The bus station stinks of greenhouse tobacco and the damp warmth of a hundred people fighting for tickets on the rare remaining routes. But no matter what their errand, everybody finds time to stop and stare at Anto. It’s that freakish outsized arm of his. The Sídhe gave it to him, of course, and none of those staring will ever understand the pain he suffered at the fairy woman’s hands.

That trauma follows him wherever he goes. It wants to smother him, to leach the world of joy. Yet Anto grins. Nessa won’t let that happen. Somewhere a bus is bringing her closer to him, with that smile of hers, that’s too bright, too intense for any shadow of the Grey Land to withstand.

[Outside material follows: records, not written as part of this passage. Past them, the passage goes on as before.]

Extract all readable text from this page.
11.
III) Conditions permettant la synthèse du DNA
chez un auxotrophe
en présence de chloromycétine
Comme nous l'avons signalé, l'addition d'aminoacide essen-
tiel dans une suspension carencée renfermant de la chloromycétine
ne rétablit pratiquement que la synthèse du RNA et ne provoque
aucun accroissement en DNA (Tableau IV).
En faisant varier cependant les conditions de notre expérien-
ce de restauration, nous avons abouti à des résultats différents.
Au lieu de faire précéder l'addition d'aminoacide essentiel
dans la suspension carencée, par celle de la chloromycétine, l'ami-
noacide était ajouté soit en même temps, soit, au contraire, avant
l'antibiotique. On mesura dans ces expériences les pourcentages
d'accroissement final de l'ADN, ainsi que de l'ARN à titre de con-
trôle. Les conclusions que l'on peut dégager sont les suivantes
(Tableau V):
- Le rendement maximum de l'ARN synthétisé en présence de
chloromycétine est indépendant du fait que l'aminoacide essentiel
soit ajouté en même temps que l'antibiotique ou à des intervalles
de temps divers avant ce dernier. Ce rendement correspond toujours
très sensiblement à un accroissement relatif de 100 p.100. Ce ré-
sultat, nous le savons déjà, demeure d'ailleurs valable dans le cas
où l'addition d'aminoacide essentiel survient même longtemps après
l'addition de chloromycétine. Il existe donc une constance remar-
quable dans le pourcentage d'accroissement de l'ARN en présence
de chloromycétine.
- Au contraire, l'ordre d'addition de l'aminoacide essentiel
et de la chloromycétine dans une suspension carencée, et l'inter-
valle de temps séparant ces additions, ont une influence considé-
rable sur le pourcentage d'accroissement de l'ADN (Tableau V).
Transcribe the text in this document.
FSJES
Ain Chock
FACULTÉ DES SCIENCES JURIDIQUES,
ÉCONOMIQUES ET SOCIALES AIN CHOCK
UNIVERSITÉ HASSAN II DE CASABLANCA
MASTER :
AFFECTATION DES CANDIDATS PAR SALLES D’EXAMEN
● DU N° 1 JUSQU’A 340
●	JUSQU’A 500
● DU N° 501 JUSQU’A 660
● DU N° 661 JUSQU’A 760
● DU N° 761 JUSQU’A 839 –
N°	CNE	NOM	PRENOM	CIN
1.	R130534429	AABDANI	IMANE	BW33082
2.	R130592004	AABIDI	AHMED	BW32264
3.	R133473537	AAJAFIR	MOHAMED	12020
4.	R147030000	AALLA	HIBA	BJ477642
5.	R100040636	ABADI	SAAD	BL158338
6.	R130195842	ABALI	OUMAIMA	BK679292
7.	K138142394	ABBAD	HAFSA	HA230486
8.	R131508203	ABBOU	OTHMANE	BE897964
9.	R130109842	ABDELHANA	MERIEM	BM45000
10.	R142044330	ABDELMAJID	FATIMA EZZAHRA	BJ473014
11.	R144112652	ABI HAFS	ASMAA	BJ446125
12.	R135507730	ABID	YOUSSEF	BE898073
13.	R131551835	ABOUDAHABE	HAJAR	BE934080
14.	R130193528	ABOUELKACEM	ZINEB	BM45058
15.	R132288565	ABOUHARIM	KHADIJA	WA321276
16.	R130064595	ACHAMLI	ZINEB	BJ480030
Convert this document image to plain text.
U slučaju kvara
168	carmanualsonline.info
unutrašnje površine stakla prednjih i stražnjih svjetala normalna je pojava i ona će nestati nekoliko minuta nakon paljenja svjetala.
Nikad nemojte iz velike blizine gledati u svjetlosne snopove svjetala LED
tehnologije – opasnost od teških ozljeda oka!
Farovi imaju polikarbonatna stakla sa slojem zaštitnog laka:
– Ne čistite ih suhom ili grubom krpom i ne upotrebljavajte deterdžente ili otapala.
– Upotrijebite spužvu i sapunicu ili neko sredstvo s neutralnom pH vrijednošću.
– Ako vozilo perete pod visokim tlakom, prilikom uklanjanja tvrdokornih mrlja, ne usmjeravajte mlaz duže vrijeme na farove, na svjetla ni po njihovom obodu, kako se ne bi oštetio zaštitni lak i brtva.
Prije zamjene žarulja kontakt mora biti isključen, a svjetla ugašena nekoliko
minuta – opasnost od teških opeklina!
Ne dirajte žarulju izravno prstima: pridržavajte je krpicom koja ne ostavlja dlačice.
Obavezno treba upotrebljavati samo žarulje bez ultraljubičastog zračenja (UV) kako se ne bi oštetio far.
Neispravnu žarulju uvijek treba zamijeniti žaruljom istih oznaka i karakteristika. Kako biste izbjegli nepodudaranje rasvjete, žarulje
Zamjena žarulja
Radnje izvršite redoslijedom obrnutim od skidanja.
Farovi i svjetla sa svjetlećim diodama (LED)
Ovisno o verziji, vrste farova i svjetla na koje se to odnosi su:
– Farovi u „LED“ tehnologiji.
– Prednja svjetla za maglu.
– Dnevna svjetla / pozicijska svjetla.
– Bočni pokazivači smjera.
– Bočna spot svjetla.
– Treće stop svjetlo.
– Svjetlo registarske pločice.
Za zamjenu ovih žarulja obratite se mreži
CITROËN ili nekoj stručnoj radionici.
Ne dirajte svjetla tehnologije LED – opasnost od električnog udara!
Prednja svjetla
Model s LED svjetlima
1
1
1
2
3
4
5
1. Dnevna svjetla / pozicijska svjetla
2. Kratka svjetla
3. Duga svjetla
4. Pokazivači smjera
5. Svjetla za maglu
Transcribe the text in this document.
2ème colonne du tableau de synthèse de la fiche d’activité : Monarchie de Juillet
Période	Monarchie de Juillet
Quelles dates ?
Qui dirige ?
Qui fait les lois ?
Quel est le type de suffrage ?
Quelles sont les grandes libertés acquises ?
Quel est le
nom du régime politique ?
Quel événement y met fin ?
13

He can’t wait to show her Dublin. He wants her hand in his, her head on his shoulder like the night she risked her life to climb into his bedroom. He can already feel the warmth of her cheek against his neck.

But now he shivers. A pair of policewomen are approaching him and his family with purpose. Please, he thinks, don’t let this be about Nessa.

His parents have brought him here to meet her. He’s thought of little else for days, suffering the teasing of his nine-year-old sister and embarrassing maternal comments such as, ‘She’ll be sleeping in the spare room. I’ll be watching to make sure you keep your paws off!’

But Ma has seen the guards approaching too, and she’s the one to squeeze his shoulder. You can deal with it, son. That’s what she’s saying. And she’s right. Nessa’s had a lifetime of stares, hasn’t she? Anto won’t let her down, so he straightens his back, always sore from the extra weight of the giant arm.

‘Oho!’ says Anto’s dad. ‘They must be coming to give you another medal for all those Sídhe you battered up in Boyle.’

‘Please, Da. I don’t wanna talk about that.’ Anto remembers the crunch of bones. Their screams, their laughter.